Deuxième bête noire de la culture après le piratage, les "GAFA" (Google, Apple, Facebook, Amazon...). Le projet de Bruxelles, en voulant créer un marché unique, aboutirait paradoxalement à renforcer la domination américaine. Cet argument fait partie des éléments de langage repris par tous les adversaires de la réforme.

"On ne va tout de même pas affaiblir la richesse culturelle de l'Europe pour faire plaisir à des tuyaux !", s'emporte Jean-Marie Cavada, député européen en pointe dans le combat contre le rapport Reda. "L'économie européenne s'est déjà faite siphonner son industrie des télécoms.
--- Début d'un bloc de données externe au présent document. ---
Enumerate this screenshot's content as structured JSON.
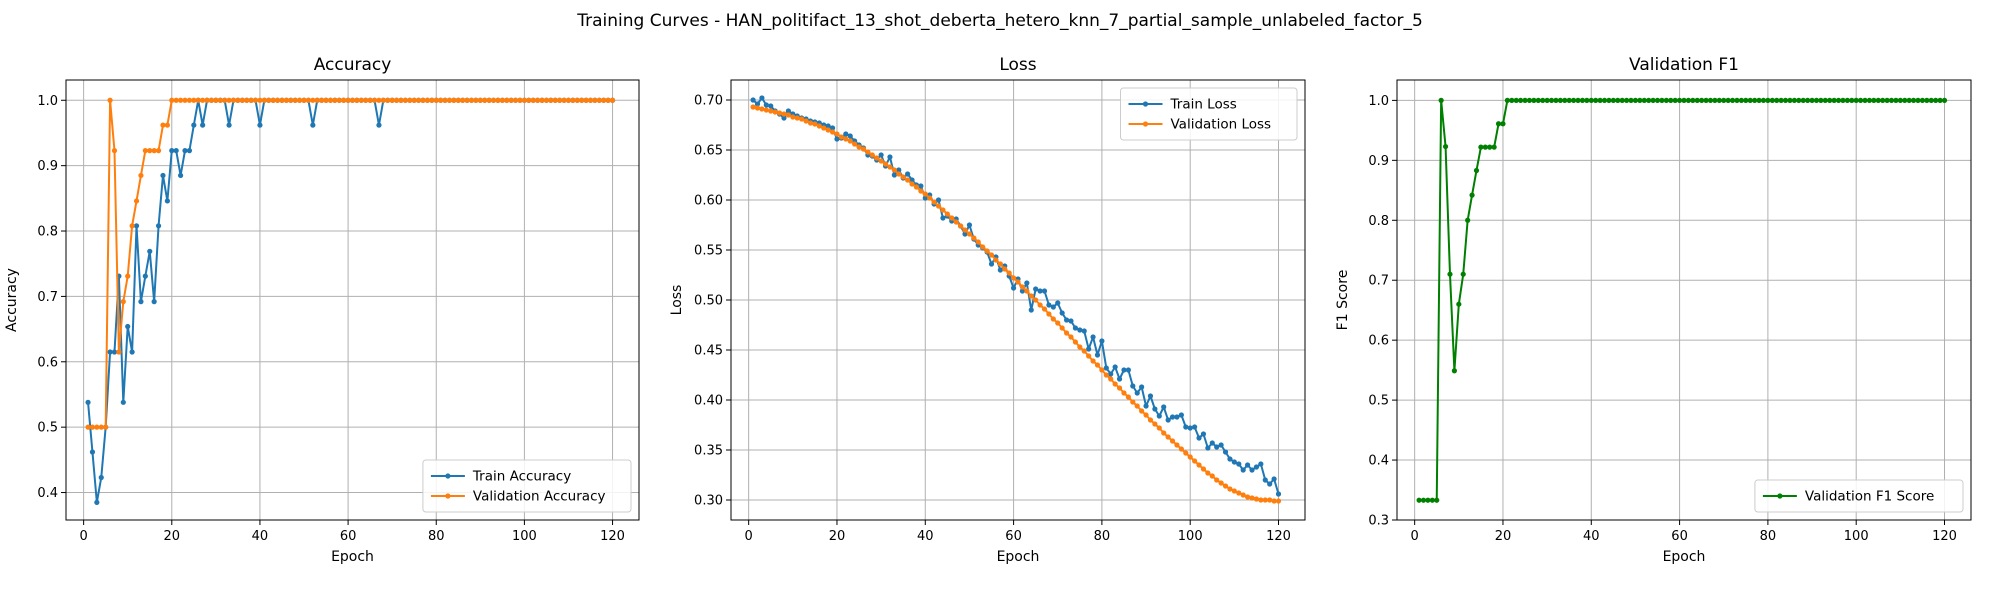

La prochaine bataille aura lieu sur les contenus", prévient Pervenche Beres, eurodéputée socialiste, fondatrice de l'Intergroupe Industries culturelles au Parlement européen, contactée par L'Express. "Cela aboutira à renforcer (...) les géants du Net qui bénéficient d'une hyper-bienveillance de la Commission puisqu'on accepte qu'ils payent des impôts au rabais et qu'ils contournent toutes les règles de soutien au financement et à l'exposition des oeuvres européennes", écrit le réalisateur Bertrand Tavernier sur le site Euractiv. "Cette résolution veut favoriser les 'GAFA'. Ce qui se passe à Bruxelles est immonde", nous affirme Pascal Rogard, de la SACD.

  • Créer le rapport de force pour la négociation sur le marché unique numérique

La combat autour du rapport n'est qu'un tour de chauffe, pour compter les forces en présence avant l'offensive du président de la Commission européenne, Jean-Claude Juncker, sur le marché unique numérique. "L'Europe ne pourra pas être à l'avant-garde de la révolution numérique si 28 réglementations différentes continuent à coexister dans le domaine des services de télécommunications, des droits d'auteur, de la sécurité informatique ou de la protection des données", a déclaré Günther Öttinger le 25 mars.

"Le rapport Reda va donner le 'la' de la réforme, explique Hervé Rony. Ma conviction, c'est qu'il faudrait des dérogations au marché unique pour la culture, mais il est sans doute trop tard." "Le rapport ouvre le débat et crée le rapport de forces. Le vote influencera l'initiative législative et donnera une idée de ce qui se passera", conclut Pervenche Berès.